The training is done using random gradient boosting with trees, as implemented in gbm
```{r,echo=TRUE,cache=TRUE}
modelo <- train(classe ~ ., 
                data = tr3 , 
                method = "gbm", 
                trControl = fitControl,
               # tuneGrid=xgbtree.grid, 
                verbose = FALSE,
                na.action=na.pass)
plot(modelo)
```

 As we see the model has very high accuracy. The following shows accuracy and kappa the ten folds
 
 ```{r, echo=TRUE, cache=TRUE}
 
 modelo$resample
 
 ```

## Testing

Finally, even though then model has very good accuracy in the training, we think it is not due to overfitting. 

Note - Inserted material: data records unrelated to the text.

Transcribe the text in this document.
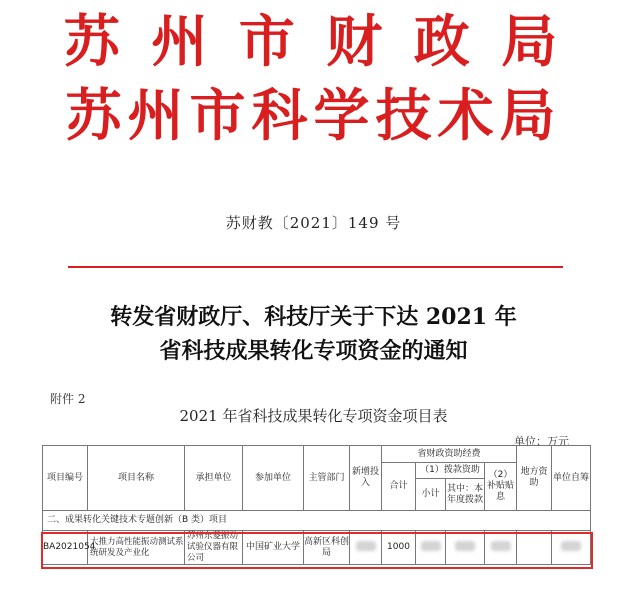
苏 州 市 财 政 局
苏州市科学技术局
苏财教〔2021〕149 号
转发省财政厅、科技厅关于下达 2021 年
省科技成果转化专项资金的通知
附件 2
2021 年省科技成果转化专项资金项目表
单位：万元
项目编号	项目名称	承担单位	参加单位	主管部门	新增投入	省财政资助经费				地方资助	单位自筹
						合计	（1）拨款资助		（2）补贴贴息		
							小计	其中：本年度拨款			

二、成果转化关键技术专题创新（B 类）项目											
BA2021054	大推力高性能振动测试系统研发及产业化	苏州东菱振动试验仪器有限公司	中国矿业大学	高新区科创局		1000					
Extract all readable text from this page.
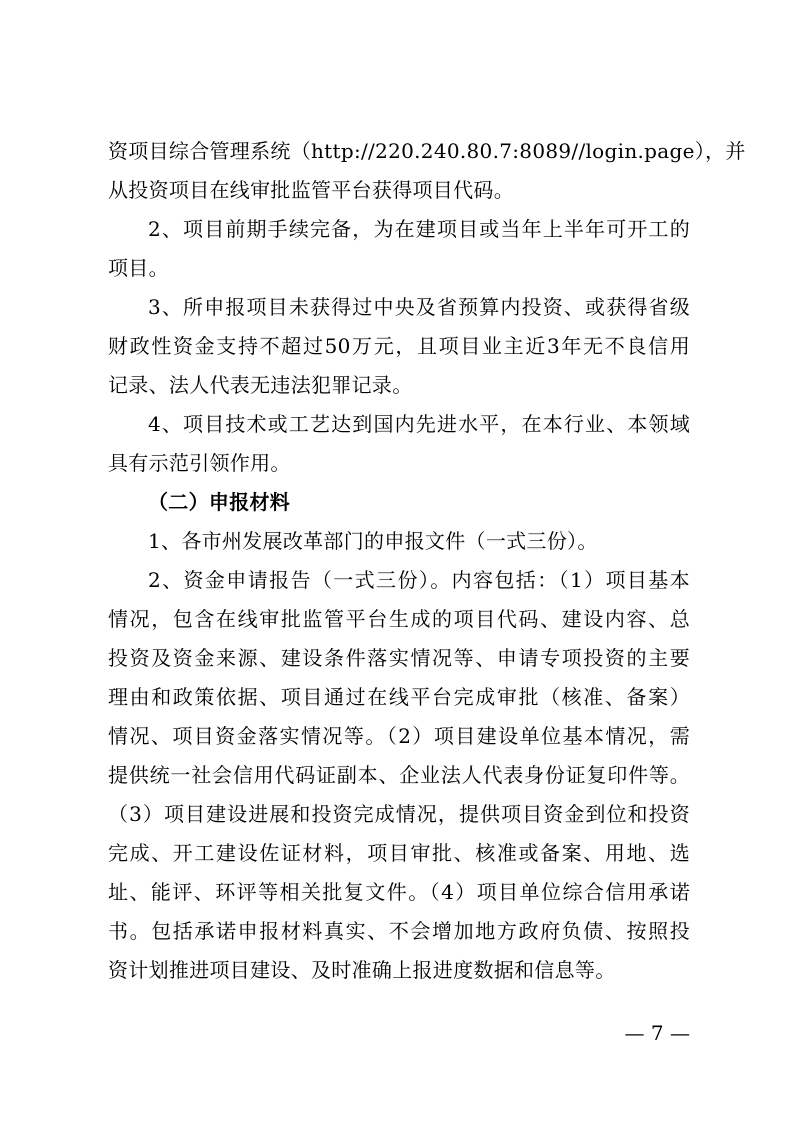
资项目综合管理系统（http://220.240.80.7:8089//login.page），并
从投资项目在线审批监管平台获得项目代码。
2、项目前期手续完备，为在建项目或当年上半年可开工的
项目。
3、所申报项目未获得过中央及省预算内投资、或获得省级
财政性资金支持不超过50万元，且项目业主近3年无不良信用
记录、法人代表无违法犯罪记录。
4、项目技术或工艺达到国内先进水平，在本行业、本领域
具有示范引领作用。
（二）申报材料
1、各市州发展改革部门的申报文件（一式三份）。
2、资金申请报告（一式三份）。内容包括：（1）项目基本
情况，包含在线审批监管平台生成的项目代码、建设内容、总
投资及资金来源、建设条件落实情况等、申请专项投资的主要
理由和政策依据、项目通过在线平台完成审批（核准、备案）
情况、项目资金落实情况等。（2）项目建设单位基本情况，需
提供统一社会信用代码证副本、企业法人代表身份证复印件等。
（3）项目建设进展和投资完成情况，提供项目资金到位和投资
完成、开工建设佐证材料，项目审批、核准或备案、用地、选
址、能评、环评等相关批复文件。（4）项目单位综合信用承诺
书。包括承诺申报材料真实、不会增加地方政府负债、按照投
资计划推进项目建设、及时准确上报进度数据和信息等。
— 7 —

We proceed to validate this against our hold out sample, which is 30% of the observations of the file "mpl-training.csv"

As we see in the confusion matrix, the accuracy is as good as we expected.
```{r,echo=TRUE,cache=TRUE}
pred <- predict(modelo, testing)
cmtx<-confusionMatrix(pred,testing$classe)
print(cmtx)
```
This is a table of predicted vs observed, 96% of the observation falls in the diagonal.
```{r, echo=TRUE, cache=TRUE}
table(pred,testing$classe)
```

Finally we predict the 20 testing cases in file "pml-testing.csv", we are saving them outside the github repo.

```{r,echo=TRUE,cache=TRUE}
to.predict<-read.csv("pml-testing.csv")
pred.test <- predict(modelo, to.predict)
write.csv(pred.test,"../predicciones.csv")
```
# Final Quizz
The model was able to correctly classify the 20 cases and got an score of 20/20 in the final Quizz.

# References

Ugulino, W., Cardador, D., Vega, K., Velloso, E., Milidiu, R., & Fuks, H. (2012). Wearable computing: Accelerometers' data classification of body postures and movements. In Advances in Artificial Intelligence-SBIA 2012 (pp. 52-61). Springer, Berlin, Heidelberg.

Ridgeway, G., & Ridgeway, M. G. (2004). The gbm package. R Foundation for Statistical Computing, Vienna, Austria, 5(3).

Kuhn, M. (2008). Caret package. Journal of statistical software, 28(5), 1-26.